I want to prove (or find a counterexample) of: $\text{rank}(F/N)=0 \Longleftrightarrow\text{rank}(F)=\text{rank}(N)$
- $\text{rank}(F/N)=0\Rightarrow F/N=0 \Rightarrow F=N \Rightarrow \text{rank}(F)=\text{rank}(N)$
- I know it to the left is false for a ring (I take $d$ a non-zero divisor and I prove that is $(d)$ is not free. I think taking $\mathbb{Z}$ and $2\mathbb{Z}$ can work, because $\{1\}$ is a basis of $\mathbb{Z}$ and $\{2\}$ appears to be a basis of $2\mathbb{Z}$, so their rank is 1 but I can't prove $\text{rank}(\mathbb{Z}/2\mathbb{Z})$ is non-zero (basically because I think it is not free).
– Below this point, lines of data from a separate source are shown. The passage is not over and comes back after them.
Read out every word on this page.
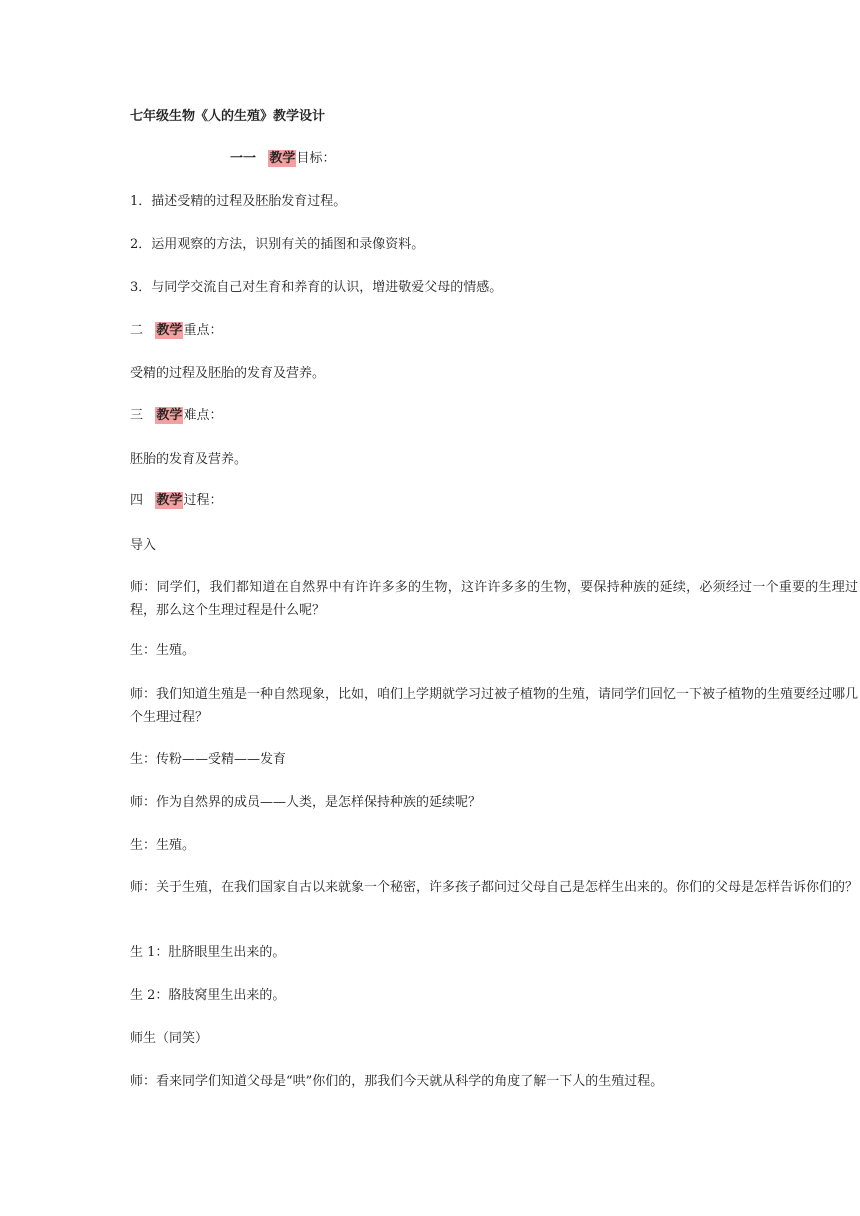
七年级生物《人的生殖》教学设计
一一 教学目标：
1．描述受精的过程及胚胎发育过程。
2．运用观察的方法，识别有关的插图和录像资料。
3．与同学交流自己对生育和养育的认识，增进敬爱父母的情感。
二 教学重点：
受精的过程及胚胎的发育及营养。
三 教学难点：
胚胎的发育及营养。
四 教学过程：
导入
师：同学们，我们都知道在自然界中有许许多多的生物，这许许多多的生物，要保持种族的延续，必须经过一个重要的生理过程，那么这个生理过程是什么呢？
生：生殖。
师：我们知道生殖是一种自然现象，比如，咱们上学期就学习过被子植物的生殖，请同学们回忆一下被子植物的生殖要经过哪几个生理过程？
生：传粉——受精——发育
师：作为自然界的成员——人类，是怎样保持种族的延续呢？
生：生殖。
师：关于生殖，在我们国家自古以来就象一个秘密，许多孩子都问过父母自己是怎样生出来的。你们的父母是怎样告诉你们的？
生 1：肚脐眼里生出来的。
生 2：胳肢窝里生出来的。
师生（同笑）
师：看来同学们知道父母是“哄”你们的，那我们今天就从科学的角度了解一下人的生殖过程。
Does this counterexample work?
Hint: $\text{rank}(F/N)=0\Rightarrow F/N$ is a torsion module, not $\{ 0\}.$ But the conclusion is true. Use Structure Theorem for Finitely Generated Modules over a PID
Since $N$ is submodule of $F,$ there is a basis $y_1, y_2, \cdots , y_n$ of $F$ and $d_1, d_2, \cdots , d_r \in D$ with $d_1| d_2| \cdots |d_r$ such that $d_1y_1, d_2y_2, \cdots , d_r y_r$ is a basis of $N$ (rank $N = r$) and $F/N \cong D^{n-r} \times D/d_1D \times \cdots \times D/d_rD.$
In this case, rank$(F/N) = 0 \Rightarrow r = n.$ On the other hand, let $r = n.$ Then $F/N$ is a torsion module and hence is or rank zero.